I have frequently been out with a single
native, and seen him spear from ten to sixteen of these in an hour or
two.
It has a singular and powerful effect upon the imagination, to witness at
midnight a fleet of these canoes, gliding about in the distance like so
many balls of fire, imparting a still deeper shade to the gloom of
darkness which surrounds the spectator, and throwing an air of romance on
the whole scene. Occasionally in travelling at night, and coming suddenly
upon the river from the scrub behind, I have been dazzled and enchanted
with the fairy sight that has burst upon me. The waters have been alive
with brilliant fires, moving to and fro in every direction, like meteors
from a marsh, and like those too, rapidly and inexplicably disappearing
when the footsteps of strangers are heard approaching.
A few other methods of catching fish are sometimes resorted to, such as
stirring up the mud in stagnant ponds, and taking the fish when they come
up almost choked to the surface. Groping with their hands or with boughs,
etc. etc.
There is also a particular season of the year (about September), when in
the larger rivers the fish become ill or diseased, and lie floating on
the surface unable to descend, or drift down dead with the current.

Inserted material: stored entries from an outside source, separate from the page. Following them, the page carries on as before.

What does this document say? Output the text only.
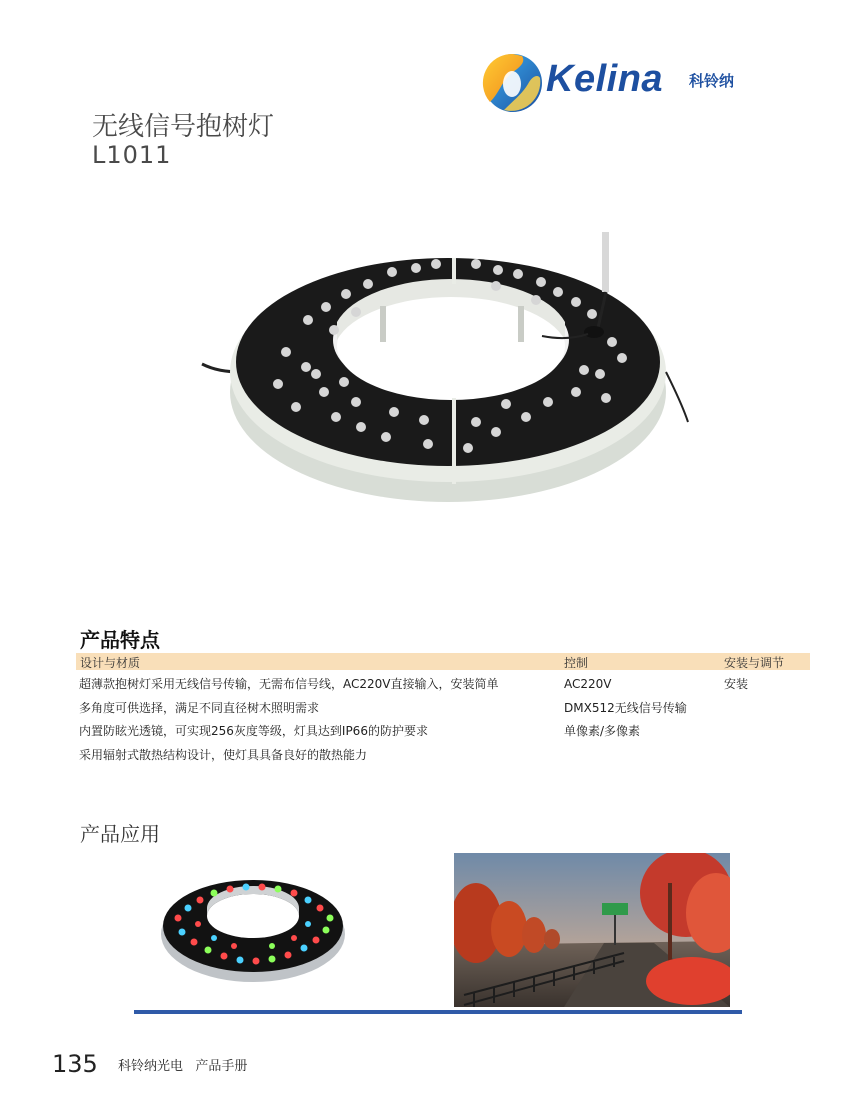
Kelina 科铃纳
无线信号抱树灯
L1011
产品特点
设计与材质	控制	安装与调节
超薄款抱树灯采用无线信号传输，无需布信号线，AC220V直接输入，安装简单
多角度可供选择，满足不同直径树木照明需求
内置防眩光透镜，可实现256灰度等级，灯具达到IP66的防护要求
采用辐射式散热结构设计，使灯具具备良好的散热能力
AC220V
DMX512无线信号传输
单像素/多像素
安装
产品应用
135 科铃纳光电   产品手册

Fishes weighing nearly eighty pounds are sometimes taken in this way. The
natives are always looking out for opportunities of procuring food so
easily, and never hesitate to eat any fish, although they may have been
dead for some time.
I have never seen the natives use hooks in fishing of their own
manufacture, nor do I believe that they ever make any, though they are
glad enough to get them from Europeans.
The large fresh-water lobster is sometimes procured by diving, in which
case the females are generally employed, as the weather is cold, and
night is the best time to procure them. It is extraordinary to see a
party of women plunge into the water on a cold dark night, and swim and
dive about amongst logs, stumps, roots, and weeds without ever hurting
themselves, and seldom failing to obtai the object of their search.
Turtle are procured in the same way, but generally by the men, and in the
day time.
Muscles of a very large kind are also got by diving. The women whose duty
it is to collect these, go into the water with small nets (len-ko) hung
round their necks, and diving to the bottom pick up as many as they can,
put them into their bags, and rise to the surface for fresh air,
repeating the operation until their bags have been filled. They have the
power of remaining for a long time under the water, and when they rise to
the surface for air, the head and sometimes the mouth only is exposed. A
stranger suddenly coming to the river when they were all below, would be
puzzled to make out what the black objects were, so frequently appearing
and disappearing in the water.
Cray-fish of the small kind (u-kod-ko) weighing from four to six ounces
are obtained by the women wading into the water as already described, or
by men wading and using a large bow-net, called a "wharro," which is
dragged along by two or three of them close to the bottom where the water
is not too deep.
Frogs are dug out of the ground by the women, or caught in the marshes,
and used in every stage from the tadpole upwards.
Rats are also dug out of the ground, but they are procured in the
greatest numbers and with the utmost facility when the approach of the
floods in the river flats compels them to evacuate their domiciles. A
variety is procured among the scrubs under a singular pile or nest which
they make of sticks, in the shape of a hay-cock, three or four feet high
and many feet in circumference. A great many occupy the same pile and are
killed with sticks as they run out.
Snakes, lizards and other reptiles are procured among the rocks or in the
scrubs. Grubs are got out of the gum-tree into which they eat their way,
as also out of the roots of the mimosa, the leaves of the zamia, the
trunk of the xanthorra, and a variety of other plants and shrubs.
One particularly large white grub, and a great bon-bouche to the natives,
is procured out of the ground. It is about four inches long and half an
inch in thickness, and is obtained by attaching a thin narrow hook of
hard wood to the long, wiry shoots of the polygonum, and then pushing
this gently down the hole through which the grub has burrowed into the
earth until it is hooked. Grubs are procured at a depth of seven feet in
this way without the delay or trouble of digging.
Moths are procured as before described; or the larger varieties are
caught at nights whilst flying about.
Fungi are abundant, and of great variety. Some are obtained from the
surface of the ground, others below it, and others again from the trunks
and boughs of trees.
Roots of all kinds are procured by digging, one of the most important
being that of the flag or cooper's reed, which grows in marshes or
alluvial soils that are subject to periodical inundations. This is used
more or less at all seasons of the year, but is best after the floods
have retired and the tops have become decayed and been burnt off.